I haven't been to a panto since I was ten, and I hated it every year before that. But a reviewer does what a reviewer must, and so, with cynicism strapped to my back like the proverbial monkey, I dutifully took my seat.

By the first interval I'd bought a flashing wand to wave with the kids.

Kenneth Alan Taylor's Mother Goose is a delight: funny (of course), camp (of course), solidly traditional and winkingly contemporary within the space of a scene, with enough double entendres to keep the parents giggling whilst never forgetting it is a show for children. Taylor himself is a splendid, extravagant Dame, while Paul Gabriel's Wicked Witch Bane threatens to upstage him as a deliciously world-weary villainess, roaring into life with a footstomping, audience-rousing rendition of 'Land of a Thousand Dances'. It's the edgy depth of these two performances that left the other actors slightly flat as the rather more stereotypical panto characters, although John Elkington deserves special mention for his wonderfully gormless Evil Eric.

The sets and props are simply dazzling.

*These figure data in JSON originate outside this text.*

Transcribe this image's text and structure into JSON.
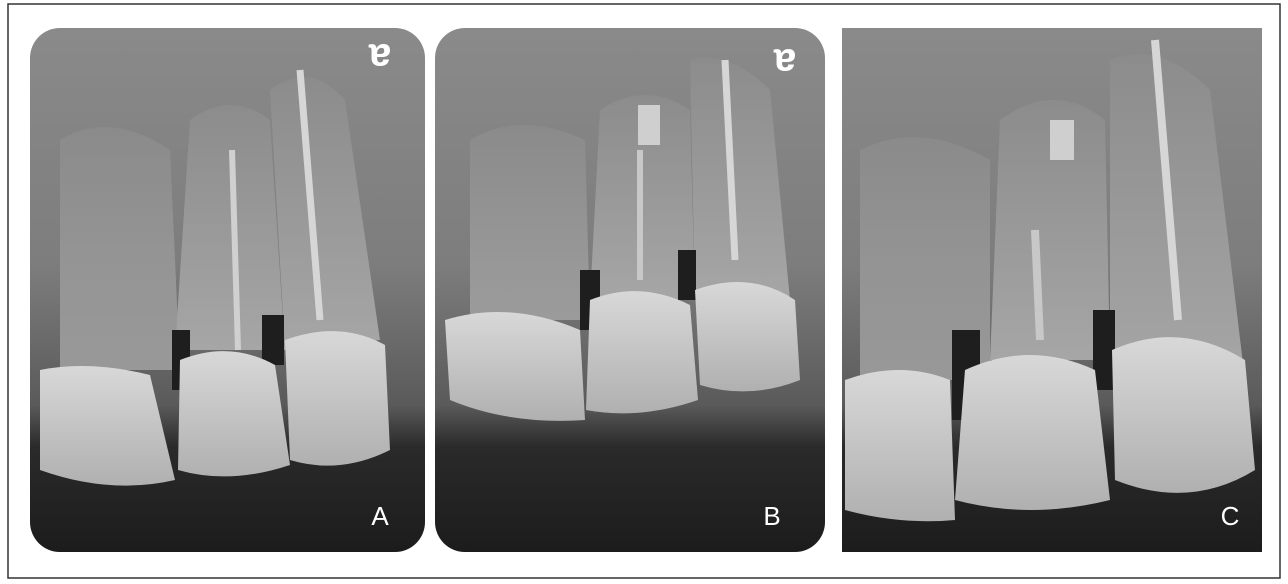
{
  "panels": [
    {
      "label": "A",
      "marker": "a"
    },
    {
      "label": "B",
      "marker": "a"
    },
    {
      "label": "C"
    }
  ]
}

A palace of glittering emerald and gold; Goose Fair in candystripe; a night-time sequence in a magic pool where luminous fish flit and lobster and crabs dance with octopus steals the breath. You could almost hear the little ones' hearts fluttering in their chests. I'm thirty-one - I know mine did. Songs included S-Club-7, Steps, Robbie Williams and Abba, perfect for kids, and sung with real gusto by the cast.

A little long at three hours - occasional scenes do drag, but my main gripe is the ticket prices. £12 for adults, £8 for children - fair enough if you can afford it. Concessions £9, no reduction on kids' tickets. Every child I saw leaving the show was grinning, and there should have been more of them there. Given that funding for the show comes from East Midlands Arts and the various local councils, the theatre has a responsibility to open its doors to everyone, not just the sort of people whom the management and sponsors would like to see at their own dinner parties.

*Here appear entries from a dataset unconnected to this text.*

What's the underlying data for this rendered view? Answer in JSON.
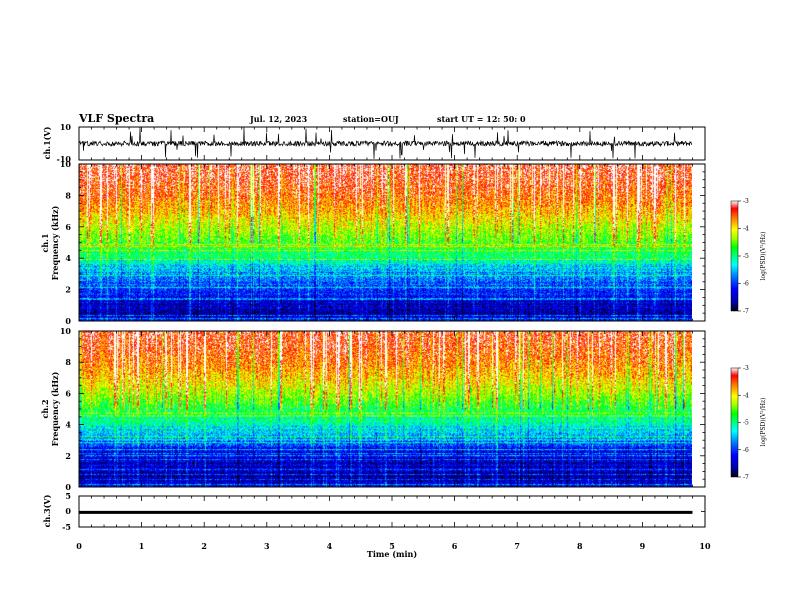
{
  "header": {
    "title": "VLF Spectra",
    "date": "Jul. 12, 2023",
    "station": "station=OUJ",
    "start_ut": "start UT =  12: 50: 0"
  },
  "colors": {
    "colormap": [
      "#000000",
      "#0000a8",
      "#0000ff",
      "#0080ff",
      "#00ffff",
      "#00ff80",
      "#00ff00",
      "#a0ff00",
      "#ffff00",
      "#ff8000",
      "#ff0000",
      "#ffffff"
    ]
  },
  "chart_data": [
    {
      "type": "line",
      "panel": "ch1-waveform",
      "ylabel": "ch.1(V)",
      "ylim": [
        -10,
        10
      ],
      "y_ticks": [
        "10",
        "-10"
      ],
      "xlim": [
        0,
        10
      ],
      "x_extent_min": 9.8,
      "description_values": {
        "baseline_v": 0,
        "typical_amplitude_v": 3,
        "max_spike_v": 10
      }
    },
    {
      "type": "heatmap",
      "panel": "ch1-spectrogram",
      "ylabel": "ch.1\nFrequency (kHz)",
      "ylim": [
        0,
        10
      ],
      "y_ticks": [
        "0",
        "2",
        "4",
        "6",
        "8",
        "10"
      ],
      "xlim": [
        0,
        10
      ],
      "x_extent_min": 9.8,
      "colorbar": {
        "label": "log(PSD)(V²/Hz)",
        "range": [
          -7,
          -3
        ],
        "ticks": [
          "-3",
          "-4",
          "-5",
          "-6",
          "-7"
        ]
      },
      "profile": {
        "freq_khz": [
          0,
          0.5,
          1,
          2,
          3,
          3.5,
          4,
          5,
          6,
          7,
          8,
          9,
          10
        ],
        "log_psd": [
          -6.2,
          -6.6,
          -6.5,
          -6.0,
          -5.7,
          -5.4,
          -5.0,
          -4.6,
          -4.2,
          -3.8,
          -3.5,
          -3.3,
          -3.2
        ]
      }
    },
    {
      "type": "heatmap",
      "panel": "ch2-spectrogram",
      "ylabel": "ch.2\nFrequency (kHz)",
      "ylim": [
        0,
        10
      ],
      "y_ticks": [
        "0",
        "2",
        "4",
        "6",
        "8",
        "10"
      ],
      "xlim": [
        0,
        10
      ],
      "x_extent_min": 9.8,
      "colorbar": {
        "label": "log(PSD)(V²/Hz)",
        "range": [
          -7,
          -3
        ],
        "ticks": [
          "-3",
          "-4",
          "-5",
          "-6",
          "-7"
        ]
      },
      "profile": {
        "freq_khz": [
          0,
          0.5,
          1,
          2,
          3,
          3.5,
          4,
          5,
          6,
          7,
          8,
          9,
          10
        ],
        "log_psd": [
          -6.3,
          -6.6,
          -6.5,
          -6.4,
          -5.8,
          -5.5,
          -5.2,
          -4.8,
          -4.3,
          -3.9,
          -3.6,
          -3.4,
          -3.3
        ]
      }
    },
    {
      "type": "line",
      "panel": "ch3-waveform",
      "ylabel": "ch.3(V)",
      "ylim": [
        -5,
        5
      ],
      "y_ticks": [
        "5",
        "0",
        "-5"
      ],
      "xlim": [
        0,
        10
      ],
      "x_extent_min": 9.8,
      "description_values": {
        "baseline_v": -0.3
      }
    }
  ],
  "xaxis": {
    "label": "Time (min)",
    "ticks": [
      "0",
      "1",
      "2",
      "3",
      "4",
      "5",
      "6",
      "7",
      "8",
      "9",
      "10"
    ]
  }
}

That said, the money shows up on the stage, and what a beautiful sight it is to behold. Glorious. One last mention goes to the father who told his very young son during the interval that if the bad witch won, he'd give the boy a pound.

Sometimes it's hard to shake that monkey. But I you want to try, and you've got the cash, take a child who hasn't. I guarantee it's worth it.